I got pinged by @swamidass in the other thread, so I thought I will provide the standard Catholic teaching on divine action (note: while standard, this is not de fide, i.e. one can refuse it and still be considered Catholic). This teaching came from at least Thomas Aquinas, but might be older.
God upholds and sustains all of creation (Catechism of the Catholic Church: 301): This means that in addition to creating the universe, God also keeps it going. Indeed, God sustains the laws of physics, and thus objects simply following the laws of physics are considered examples of divine action.
Importantly, God is not a domino toppler who built a universe with its laws, started it and left it going independently of him. God is also not an author who wrote in a book every single events, as then God can go to sleep and the story sustains itself - existing without the need of God. The closest analogy I can find is a game master in Dungeons & Dragons: the movement of the Universe is contingent on God playing, and when God stops playing, the Universe ceases to be.

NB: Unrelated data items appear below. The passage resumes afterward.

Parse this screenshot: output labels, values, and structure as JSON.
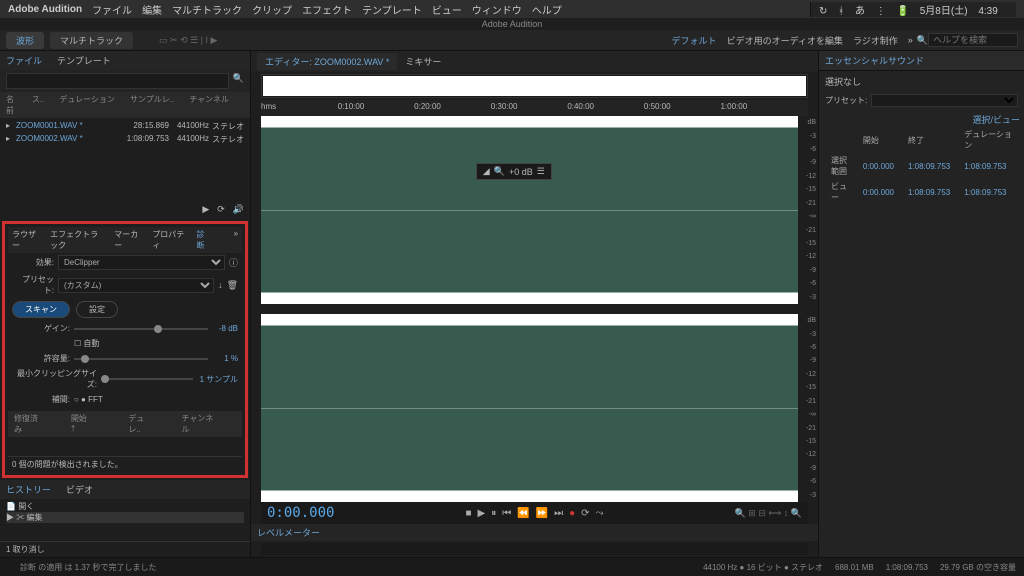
{
  "mac": {
    "app": "Adobe Audition",
    "menus": [
      "ファイル",
      "編集",
      "マルチトラック",
      "クリップ",
      "エフェクト",
      "テンプレート",
      "ビュー",
      "ウィンドウ",
      "ヘルプ"
    ],
    "date": "5月8日(土)",
    "time": "4:39"
  },
  "window_title": "Adobe Audition",
  "top_tabs": {
    "waveform": "波形",
    "multitrack": "マルチトラック"
  },
  "right_top": {
    "default": "デフォルト",
    "edit_audio": "ビデオ用のオーディオを編集",
    "radio": "ラジオ制作",
    "search_placeholder": "ヘルプを検索"
  },
  "files": {
    "tab_file": "ファイル",
    "tab_template": "テンプレート",
    "col_name": "名前",
    "col_status": "ス..",
    "col_dur": "デュレーション",
    "col_sr": "サンプルレ..",
    "col_ch": "チャンネル",
    "rows": [
      {
        "name": "ZOOM0001.WAV *",
        "dur": "28:15.869",
        "sr": "44100Hz",
        "ch": "ステレオ"
      },
      {
        "name": "ZOOM0002.WAV *",
        "dur": "1:08:09.753",
        "sr": "44100Hz",
        "ch": "ステレオ"
      }
    ]
  },
  "diag": {
    "tabs": [
      "ラウザー",
      "エフェクトラック",
      "マーカー",
      "プロパティ",
      "診断"
    ],
    "effect_label": "効果:",
    "effect_value": "DeClipper",
    "preset_label": "プリセット:",
    "preset_value": "(カスタム)",
    "scan": "スキャン",
    "settings": "設定",
    "gain": "ゲイン:",
    "gain_val": "-8 dB",
    "auto": "自動",
    "tol": "許容量:",
    "tol_val": "1 %",
    "minclip": "最小クリッピングサイズ:",
    "minclip_val": "1 サンプル",
    "interp": "補間:",
    "fft": "FFT",
    "repair_col": "修復済み",
    "start": "開始 †",
    "dur": "デュレ..",
    "ch": "チャンネル",
    "status": "0 個の問題が検出されました。"
  },
  "history": {
    "tab1": "ヒストリー",
    "tab2": "ビデオ",
    "open": "開く",
    "edit": "編集",
    "undo": "1 取り消し"
  },
  "editor": {
    "tab_editor": "エディター:",
    "filename": "ZOOM0002.WAV *",
    "mixer": "ミキサー",
    "ruler": [
      "hms",
      "0:10:00",
      "0:20:00",
      "0:30:00",
      "0:40:00",
      "0:50:00",
      "1:00:00"
    ],
    "hud": "+0 dB",
    "time": "0:00.000",
    "level": "レベルメーター"
  },
  "ess": {
    "title": "エッセンシャルサウンド",
    "no_sel": "選択なし",
    "preset": "プリセット:"
  },
  "sel": {
    "title": "選択/ビュー",
    "h_start": "開始",
    "h_end": "終了",
    "h_dur": "デュレーション",
    "sel_lbl": "選択範囲",
    "view_lbl": "ビュー",
    "sel_start": "0:00.000",
    "sel_end": "1:08:09.753",
    "sel_dur": "1:08:09.753",
    "view_start": "0:00.000",
    "view_end": "1:08:09.753",
    "view_dur": "1:08:09.753"
  },
  "bottom_status": {
    "msg": "診断 の適用 は 1.37 秒で完了しました",
    "sr": "44100 Hz ● 16 ビット ● ステレオ",
    "size": "688.01 MB",
    "dur": "1:08:09.753",
    "disk": "29.79 GB の空き容量"
  }
}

I hope this also explains why typically Catholics disagree with Methodological Naturalism (at least the ones that do not hold that MN is tautological to begin with).
An extension of the classical teaching in the previous paragraph is the additional demand that God created the natural world to be complete (Genesis 1:31 - And God saw all the things that he had made, and they were very good), and changing it is against his nature (Divine Immutability, from e.g. Lateran Council IV: DS 800). He does not change the laws of physics to perform miracles. All miracles have natural explanations.